Multi-wavelength VLTI study of the puffed-up inner rim of a circumbinary disc

TL;DR

This study uses multi-wavelength interferometry to analyze the structure of a circumbinary disc around a post-AGB star, revealing a puffed-up inner rim and complex geometry.

Contribution

It provides the first detailed geometric modeling of the inner rim of a circumbinary disc around a post-AGB star using multi-wavelength VLTI data.

Findings

The disc has a vertical, puffed-up inner rim.

Near-infrared data fit a Gaussian ring model.

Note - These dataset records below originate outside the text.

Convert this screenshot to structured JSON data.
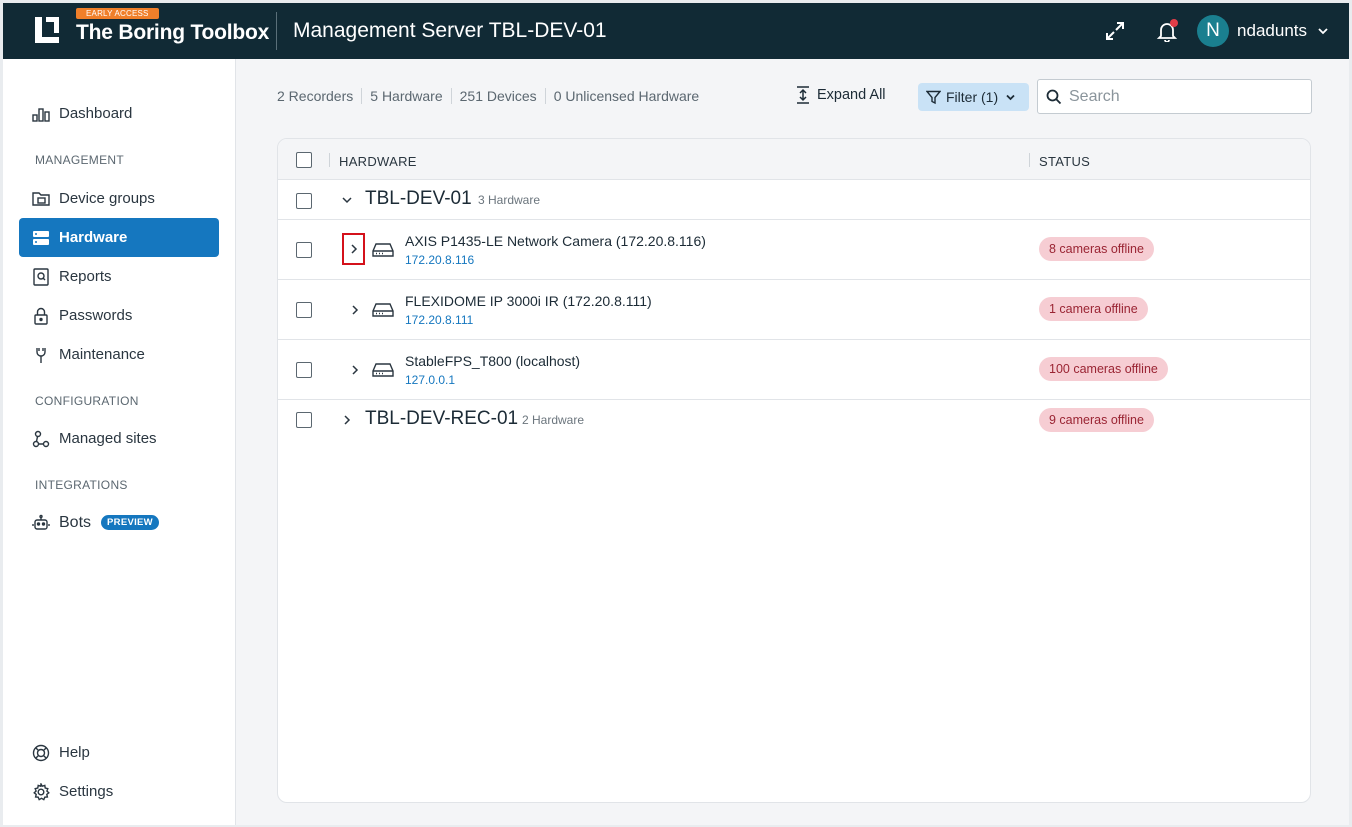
{
  "header": {
    "early_access": "EARLY ACCESS",
    "brand": "The Boring Toolbox",
    "title": "Management Server TBL-DEV-01",
    "user_initial": "N",
    "username": "ndadunts"
  },
  "sidebar": {
    "dashboard": "Dashboard",
    "section_management": "MANAGEMENT",
    "device_groups": "Device groups",
    "hardware": "Hardware",
    "reports": "Reports",
    "passwords": "Passwords",
    "maintenance": "Maintenance",
    "section_configuration": "CONFIGURATION",
    "managed_sites": "Managed sites",
    "section_integrations": "INTEGRATIONS",
    "bots": "Bots",
    "bots_badge": "PREVIEW",
    "help": "Help",
    "settings": "Settings"
  },
  "toolbar": {
    "stats": [
      "2 Recorders",
      "5 Hardware",
      "251 Devices",
      "0 Unlicensed Hardware"
    ],
    "expand_all": "Expand All",
    "filter": "Filter (1)",
    "search_placeholder": "Search"
  },
  "table": {
    "col_hardware": "HARDWARE",
    "col_status": "STATUS",
    "groups": [
      {
        "name": "TBL-DEV-01",
        "count": "3 Hardware",
        "expanded": true,
        "items": [
          {
            "name": "AXIS P1435-LE Network Camera (172.20.8.116)",
            "ip": "172.20.8.116",
            "status": "8 cameras offline"
          },
          {
            "name": "FLEXIDOME IP 3000i IR (172.20.8.111)",
            "ip": "172.20.8.111",
            "status": "1 camera offline"
          },
          {
            "name": "StableFPS_T800 (localhost)",
            "ip": "127.0.0.1",
            "status": "100 cameras offline"
          }
        ]
      },
      {
        "name": "TBL-DEV-REC-01",
        "count": "2 Hardware",
        "expanded": false,
        "status": "9 cameras offline"
      }
    ]
  },
  "colors": {
    "header_bg": "#112a35",
    "accent": "#1577bf",
    "early_access": "#f07f2a",
    "status_bg": "#f6cdd3",
    "status_text": "#9a2433"
  }
}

Mid-infrared data favor a temperature gradient model.

Abstract

The presence of stable, compact circumbinary discs of gas and dust around post-asymptotic giant branch (post-AGB) binary systems has been well established. We focus on one such system: IRAS 08544-4431. We present an interferometric multi-wavelength analysis of the circumstellar environment of IRAS 08544-4431. The aim is to constrain different contributions to the total flux in the H, K, L, and N-bands in the radial direction. The data from VLTI/PIONIER, VLTI/GRAVITY, and VLTI/MATISSE range from the near-infrared, where the post-AGB star dominates, to the mid-infrared, where the disc dominates. We fitted two geometric models to the visibility data to reproduce the circumbinary disc: a ring with a Gaussian width and a flat disc model with a temperature gradient. The flux contributions from the disc, the primary star (modelled as a point-source), and an over-resolved component are recovered along with the radial size of the emission, the temperature of the disc as a function of radius, and the spectral dependencies of the different components. The trends of all visibility data were well reproduced with the geometric models. The near-infrared data were best fitted with a Gaussian ring model while the mid-infrared data favoured a temperature gradient model. This implies that a vertical structure is present at the disc inner rim, which we attribute to a rounded puffed-up inner rim. The N-to-K size ratio is 2.8, referring to a continuous flat source, analogues to young stellar objects. By combining optical interferometric instruments operating at different wavelengths we can resolve the complex structure of circumstellar discs and study the wavelength-dependent opacity profile. A detailed radial, vertical, and azimuthal structural analysis awaits a radiative transfer treatment in 3D to capture all non-radial complexity.